When Reflex Becomes Intentional
The palmar grasp reflex typically begins developing in the womb around 16 weeks of gestation and is fully present at birth. It gradually fades over the first five to six months of life as the brain’s cortex matures and starts to take over motor control. During this transition, the automatic grip gives way to voluntary reaching and grasping, where the baby actually decides to grab something because they want it.
This shift is a significant developmental milestone. As higher brain regions gain control, they essentially override the spinal reflex. You’ll notice the change when your baby starts reaching for toys, transferring objects between hands, and letting go of things on purpose. The reflex doesn’t vanish overnight. There’s a messy middle period where reflexive and intentional grasping overlap, and babies may seem clumsy as they learn to coordinate their new voluntary movements.
What It Means if the Reflex Is Unusual
Pediatricians check for the grasp reflex during newborn exams because its presence or absence provides useful information about a baby’s nervous system. A weak or absent grasp reflex at birth can signal a problem with the nerves or spinal cord serving the hands. An asymmetric reflex, where one hand grips strongly and the other doesn’t, may point to an injury on one side, such as damage to the nerves of the arm during delivery.

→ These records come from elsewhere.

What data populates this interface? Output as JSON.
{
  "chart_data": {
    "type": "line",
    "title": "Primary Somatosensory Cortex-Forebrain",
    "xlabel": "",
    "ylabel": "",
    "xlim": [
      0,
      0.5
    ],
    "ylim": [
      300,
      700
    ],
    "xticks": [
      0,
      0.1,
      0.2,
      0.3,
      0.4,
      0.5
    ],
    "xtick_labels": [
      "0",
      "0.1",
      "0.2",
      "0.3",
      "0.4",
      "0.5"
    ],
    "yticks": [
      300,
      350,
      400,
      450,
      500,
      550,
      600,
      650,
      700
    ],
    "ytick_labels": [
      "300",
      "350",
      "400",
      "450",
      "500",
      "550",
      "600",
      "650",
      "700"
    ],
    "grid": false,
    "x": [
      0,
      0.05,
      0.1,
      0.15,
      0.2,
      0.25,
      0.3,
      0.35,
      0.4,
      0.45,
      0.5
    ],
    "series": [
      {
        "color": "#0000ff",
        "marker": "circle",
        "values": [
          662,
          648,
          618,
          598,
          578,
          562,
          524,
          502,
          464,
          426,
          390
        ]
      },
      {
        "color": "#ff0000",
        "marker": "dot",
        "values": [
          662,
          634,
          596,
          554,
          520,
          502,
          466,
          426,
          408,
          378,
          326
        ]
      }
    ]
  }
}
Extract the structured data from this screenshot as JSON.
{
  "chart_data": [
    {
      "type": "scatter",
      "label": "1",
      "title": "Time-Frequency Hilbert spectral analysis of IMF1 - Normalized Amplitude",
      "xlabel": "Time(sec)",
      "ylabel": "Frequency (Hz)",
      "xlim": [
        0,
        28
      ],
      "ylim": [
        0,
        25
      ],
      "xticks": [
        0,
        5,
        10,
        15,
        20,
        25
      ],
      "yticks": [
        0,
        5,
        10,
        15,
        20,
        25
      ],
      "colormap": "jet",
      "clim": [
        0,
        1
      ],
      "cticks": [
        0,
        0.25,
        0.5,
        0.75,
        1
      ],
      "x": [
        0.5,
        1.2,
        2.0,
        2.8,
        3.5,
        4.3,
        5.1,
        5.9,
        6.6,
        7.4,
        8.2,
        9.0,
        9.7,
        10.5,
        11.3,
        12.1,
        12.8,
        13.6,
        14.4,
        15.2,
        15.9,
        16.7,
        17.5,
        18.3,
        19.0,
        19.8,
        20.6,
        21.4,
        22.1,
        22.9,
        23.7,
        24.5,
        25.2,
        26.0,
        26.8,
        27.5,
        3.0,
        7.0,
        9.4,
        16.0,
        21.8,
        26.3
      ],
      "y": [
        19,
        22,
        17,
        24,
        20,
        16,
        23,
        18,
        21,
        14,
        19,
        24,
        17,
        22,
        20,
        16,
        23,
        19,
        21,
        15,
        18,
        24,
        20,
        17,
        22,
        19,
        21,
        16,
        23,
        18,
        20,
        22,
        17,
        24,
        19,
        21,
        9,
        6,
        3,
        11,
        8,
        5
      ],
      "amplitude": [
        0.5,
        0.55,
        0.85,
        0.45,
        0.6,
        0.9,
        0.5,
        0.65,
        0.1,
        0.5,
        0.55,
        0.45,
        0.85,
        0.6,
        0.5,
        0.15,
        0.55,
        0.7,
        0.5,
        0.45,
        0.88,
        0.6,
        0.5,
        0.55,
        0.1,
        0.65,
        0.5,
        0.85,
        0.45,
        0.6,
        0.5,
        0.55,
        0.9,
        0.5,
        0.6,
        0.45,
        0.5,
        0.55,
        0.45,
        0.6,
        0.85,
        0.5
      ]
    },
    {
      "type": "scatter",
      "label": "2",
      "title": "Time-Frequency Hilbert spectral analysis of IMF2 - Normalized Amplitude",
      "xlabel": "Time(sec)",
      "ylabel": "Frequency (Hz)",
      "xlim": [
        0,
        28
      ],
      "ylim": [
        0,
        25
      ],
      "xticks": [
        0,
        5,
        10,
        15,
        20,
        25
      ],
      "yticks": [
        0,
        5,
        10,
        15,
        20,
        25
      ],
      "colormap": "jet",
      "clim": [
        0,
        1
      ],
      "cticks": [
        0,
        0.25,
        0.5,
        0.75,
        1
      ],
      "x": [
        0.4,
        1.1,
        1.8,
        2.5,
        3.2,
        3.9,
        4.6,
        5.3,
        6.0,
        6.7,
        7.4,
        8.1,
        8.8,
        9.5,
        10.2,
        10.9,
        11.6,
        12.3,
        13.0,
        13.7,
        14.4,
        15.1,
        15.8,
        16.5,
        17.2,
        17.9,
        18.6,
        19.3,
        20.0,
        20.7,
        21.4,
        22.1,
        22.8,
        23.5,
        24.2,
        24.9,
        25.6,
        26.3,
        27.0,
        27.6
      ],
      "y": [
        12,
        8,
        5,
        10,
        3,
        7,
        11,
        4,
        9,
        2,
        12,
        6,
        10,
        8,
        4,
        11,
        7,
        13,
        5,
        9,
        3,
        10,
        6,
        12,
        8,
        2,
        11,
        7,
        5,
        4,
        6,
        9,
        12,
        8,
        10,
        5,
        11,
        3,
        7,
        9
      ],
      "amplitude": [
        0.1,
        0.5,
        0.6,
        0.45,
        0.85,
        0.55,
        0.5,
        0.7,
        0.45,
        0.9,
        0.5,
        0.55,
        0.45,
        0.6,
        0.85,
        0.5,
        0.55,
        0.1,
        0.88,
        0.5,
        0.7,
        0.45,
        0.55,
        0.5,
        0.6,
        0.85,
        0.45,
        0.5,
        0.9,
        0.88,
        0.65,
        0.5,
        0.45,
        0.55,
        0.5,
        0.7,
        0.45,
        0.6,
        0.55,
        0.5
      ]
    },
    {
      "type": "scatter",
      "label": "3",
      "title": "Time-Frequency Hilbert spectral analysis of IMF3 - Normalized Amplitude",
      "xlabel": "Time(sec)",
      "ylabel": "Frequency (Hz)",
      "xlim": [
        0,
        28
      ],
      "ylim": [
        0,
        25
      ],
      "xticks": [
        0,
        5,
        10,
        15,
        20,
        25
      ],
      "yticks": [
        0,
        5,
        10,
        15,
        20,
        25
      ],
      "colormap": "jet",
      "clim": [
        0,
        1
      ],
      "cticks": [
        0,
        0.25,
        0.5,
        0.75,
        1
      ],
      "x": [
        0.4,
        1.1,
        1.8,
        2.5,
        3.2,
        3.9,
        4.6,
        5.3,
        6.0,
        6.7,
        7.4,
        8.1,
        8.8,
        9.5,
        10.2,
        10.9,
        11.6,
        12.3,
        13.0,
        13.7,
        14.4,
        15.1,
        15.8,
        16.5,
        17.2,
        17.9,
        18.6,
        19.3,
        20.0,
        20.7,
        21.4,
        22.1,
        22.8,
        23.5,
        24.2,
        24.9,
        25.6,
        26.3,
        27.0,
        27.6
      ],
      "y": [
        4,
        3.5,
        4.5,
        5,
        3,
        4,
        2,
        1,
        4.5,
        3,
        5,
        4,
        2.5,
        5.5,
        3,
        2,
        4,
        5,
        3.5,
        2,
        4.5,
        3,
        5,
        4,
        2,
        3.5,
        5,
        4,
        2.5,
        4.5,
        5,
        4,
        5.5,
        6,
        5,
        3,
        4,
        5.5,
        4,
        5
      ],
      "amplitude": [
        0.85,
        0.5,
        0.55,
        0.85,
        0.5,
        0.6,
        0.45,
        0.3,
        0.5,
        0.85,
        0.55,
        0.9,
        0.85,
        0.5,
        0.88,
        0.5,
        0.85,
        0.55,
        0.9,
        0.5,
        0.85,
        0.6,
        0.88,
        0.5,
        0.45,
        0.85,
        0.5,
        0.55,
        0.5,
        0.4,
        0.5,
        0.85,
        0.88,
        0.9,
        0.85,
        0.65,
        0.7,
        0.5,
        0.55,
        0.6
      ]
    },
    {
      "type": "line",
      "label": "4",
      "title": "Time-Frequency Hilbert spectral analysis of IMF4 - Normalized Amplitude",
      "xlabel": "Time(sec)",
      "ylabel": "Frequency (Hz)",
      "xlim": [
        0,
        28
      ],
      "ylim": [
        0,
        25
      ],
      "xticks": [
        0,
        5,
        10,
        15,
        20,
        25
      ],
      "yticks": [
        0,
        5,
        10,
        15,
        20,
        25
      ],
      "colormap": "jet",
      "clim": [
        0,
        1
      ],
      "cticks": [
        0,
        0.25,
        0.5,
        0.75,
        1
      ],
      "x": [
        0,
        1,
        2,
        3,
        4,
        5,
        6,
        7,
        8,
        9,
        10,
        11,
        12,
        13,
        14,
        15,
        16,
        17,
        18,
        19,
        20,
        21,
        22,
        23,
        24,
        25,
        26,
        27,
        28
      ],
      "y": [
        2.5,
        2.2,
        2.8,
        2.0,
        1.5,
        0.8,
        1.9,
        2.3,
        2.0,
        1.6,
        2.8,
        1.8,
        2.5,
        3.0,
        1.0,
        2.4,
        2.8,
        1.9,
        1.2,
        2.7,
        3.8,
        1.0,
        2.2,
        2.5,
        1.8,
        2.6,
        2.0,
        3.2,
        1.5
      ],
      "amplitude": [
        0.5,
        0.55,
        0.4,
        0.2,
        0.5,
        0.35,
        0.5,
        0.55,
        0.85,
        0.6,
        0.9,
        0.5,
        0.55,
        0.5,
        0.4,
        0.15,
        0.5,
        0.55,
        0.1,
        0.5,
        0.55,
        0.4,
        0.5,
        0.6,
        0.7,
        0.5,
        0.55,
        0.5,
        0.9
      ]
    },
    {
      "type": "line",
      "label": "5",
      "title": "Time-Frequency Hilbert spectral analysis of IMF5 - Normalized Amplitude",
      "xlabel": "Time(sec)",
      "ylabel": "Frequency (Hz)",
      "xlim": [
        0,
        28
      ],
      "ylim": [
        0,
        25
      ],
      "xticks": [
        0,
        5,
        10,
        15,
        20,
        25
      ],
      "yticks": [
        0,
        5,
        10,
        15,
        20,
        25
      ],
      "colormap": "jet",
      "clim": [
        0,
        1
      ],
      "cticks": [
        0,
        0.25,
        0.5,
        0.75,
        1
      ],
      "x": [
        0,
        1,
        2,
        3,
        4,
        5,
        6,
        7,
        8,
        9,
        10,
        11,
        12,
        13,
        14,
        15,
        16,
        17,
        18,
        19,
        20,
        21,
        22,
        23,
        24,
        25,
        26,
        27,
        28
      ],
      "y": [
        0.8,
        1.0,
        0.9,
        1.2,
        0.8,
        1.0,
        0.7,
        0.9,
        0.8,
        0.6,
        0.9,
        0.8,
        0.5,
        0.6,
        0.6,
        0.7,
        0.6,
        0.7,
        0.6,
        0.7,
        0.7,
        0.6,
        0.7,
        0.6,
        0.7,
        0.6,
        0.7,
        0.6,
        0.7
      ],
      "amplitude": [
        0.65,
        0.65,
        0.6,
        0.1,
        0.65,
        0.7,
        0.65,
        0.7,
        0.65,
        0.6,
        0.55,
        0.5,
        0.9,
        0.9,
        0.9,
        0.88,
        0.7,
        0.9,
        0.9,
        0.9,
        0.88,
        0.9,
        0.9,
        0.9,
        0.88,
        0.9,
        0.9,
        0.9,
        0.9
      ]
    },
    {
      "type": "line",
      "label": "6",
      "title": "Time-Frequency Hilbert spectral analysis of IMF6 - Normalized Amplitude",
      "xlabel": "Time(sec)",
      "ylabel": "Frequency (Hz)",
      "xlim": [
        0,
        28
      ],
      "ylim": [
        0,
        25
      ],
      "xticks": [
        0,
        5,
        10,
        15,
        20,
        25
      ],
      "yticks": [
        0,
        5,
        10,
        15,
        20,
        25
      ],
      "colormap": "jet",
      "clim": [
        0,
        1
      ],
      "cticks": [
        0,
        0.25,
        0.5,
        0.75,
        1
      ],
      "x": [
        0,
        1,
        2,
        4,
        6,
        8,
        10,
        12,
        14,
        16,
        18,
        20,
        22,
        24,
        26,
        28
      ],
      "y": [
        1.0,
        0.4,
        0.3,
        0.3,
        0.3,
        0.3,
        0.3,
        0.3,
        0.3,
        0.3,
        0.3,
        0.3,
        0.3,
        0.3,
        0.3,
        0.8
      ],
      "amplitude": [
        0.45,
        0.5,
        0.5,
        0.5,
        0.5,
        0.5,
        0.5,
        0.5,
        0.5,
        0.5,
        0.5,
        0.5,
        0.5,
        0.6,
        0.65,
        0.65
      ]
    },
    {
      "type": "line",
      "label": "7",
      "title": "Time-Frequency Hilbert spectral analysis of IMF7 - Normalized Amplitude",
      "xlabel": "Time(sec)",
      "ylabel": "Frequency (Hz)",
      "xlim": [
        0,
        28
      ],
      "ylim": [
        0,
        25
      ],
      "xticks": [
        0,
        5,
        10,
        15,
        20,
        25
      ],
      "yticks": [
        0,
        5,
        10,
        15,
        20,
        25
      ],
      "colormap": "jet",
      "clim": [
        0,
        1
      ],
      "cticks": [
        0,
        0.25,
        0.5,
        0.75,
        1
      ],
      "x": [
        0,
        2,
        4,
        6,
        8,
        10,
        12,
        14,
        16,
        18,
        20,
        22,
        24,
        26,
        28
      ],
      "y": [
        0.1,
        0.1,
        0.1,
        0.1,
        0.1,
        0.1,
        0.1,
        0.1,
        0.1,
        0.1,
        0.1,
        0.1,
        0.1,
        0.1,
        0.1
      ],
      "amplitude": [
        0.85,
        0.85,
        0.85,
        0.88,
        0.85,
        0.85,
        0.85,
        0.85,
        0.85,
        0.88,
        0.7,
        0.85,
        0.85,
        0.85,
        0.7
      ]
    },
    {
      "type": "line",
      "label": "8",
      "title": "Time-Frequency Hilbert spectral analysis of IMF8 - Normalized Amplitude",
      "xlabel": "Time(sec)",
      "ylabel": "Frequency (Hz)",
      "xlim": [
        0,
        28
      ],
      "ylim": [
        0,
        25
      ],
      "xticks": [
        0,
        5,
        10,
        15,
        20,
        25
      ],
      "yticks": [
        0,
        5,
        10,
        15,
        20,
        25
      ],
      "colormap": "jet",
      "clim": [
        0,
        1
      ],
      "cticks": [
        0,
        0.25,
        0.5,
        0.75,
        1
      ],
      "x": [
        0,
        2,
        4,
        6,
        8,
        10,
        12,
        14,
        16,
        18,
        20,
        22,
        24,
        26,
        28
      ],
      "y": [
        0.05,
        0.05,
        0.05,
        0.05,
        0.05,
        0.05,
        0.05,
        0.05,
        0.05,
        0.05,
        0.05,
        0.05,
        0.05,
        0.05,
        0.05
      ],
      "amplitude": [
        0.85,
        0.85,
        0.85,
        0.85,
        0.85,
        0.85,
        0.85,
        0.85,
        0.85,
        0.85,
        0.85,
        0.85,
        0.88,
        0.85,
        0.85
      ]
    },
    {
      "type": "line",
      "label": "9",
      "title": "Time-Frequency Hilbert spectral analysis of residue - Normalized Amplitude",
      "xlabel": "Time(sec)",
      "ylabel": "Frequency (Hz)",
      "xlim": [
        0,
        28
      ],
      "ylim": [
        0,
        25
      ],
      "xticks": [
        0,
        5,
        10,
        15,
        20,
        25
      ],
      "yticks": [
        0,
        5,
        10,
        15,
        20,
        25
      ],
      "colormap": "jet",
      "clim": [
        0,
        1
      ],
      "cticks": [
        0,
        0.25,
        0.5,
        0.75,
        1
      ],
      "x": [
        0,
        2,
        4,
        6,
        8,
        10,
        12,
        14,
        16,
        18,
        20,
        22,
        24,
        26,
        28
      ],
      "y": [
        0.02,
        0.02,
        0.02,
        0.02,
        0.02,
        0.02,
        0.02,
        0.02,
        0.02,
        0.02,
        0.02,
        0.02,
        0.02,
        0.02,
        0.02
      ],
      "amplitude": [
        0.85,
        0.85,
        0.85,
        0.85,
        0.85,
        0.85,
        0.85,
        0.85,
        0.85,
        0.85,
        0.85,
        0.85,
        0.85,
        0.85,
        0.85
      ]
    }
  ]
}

On the other end, a grasp reflex that persists well beyond six months can indicate that the brain’s higher motor areas aren’t developing on schedule. In conditions involving increased muscle tone on one side of the body, the flexor muscles in the hand can remain dominant, keeping the reflex active longer than expected. Pediatricians track these timelines as one piece of a larger picture of neurological development, so if your baby’s reflex seems notably different from what’s described here, it’s worth mentioning at your next visit.
Bonding Beyond the Reflex
Even though the initial grip is involuntary, it plays a real role in the relationship between parent and baby. That tiny hand closing around your finger triggers a rush of warmth and protectiveness that strengthens attachment. Skin-to-skin contact during these moments promotes the release of bonding hormones in both parent and child. So while the baby isn’t consciously choosing to hold on, the effect on both of you is genuine.
As the reflex fades and voluntary grasping takes over, something interesting happens: your baby starts reaching for your finger on purpose. By around five or six months, when they grab your hand, it’s no longer a spinal cord loop firing automatically. It’s a choice, and that shift from reflex to intention is one of the quiet, remarkable leaps of the first year.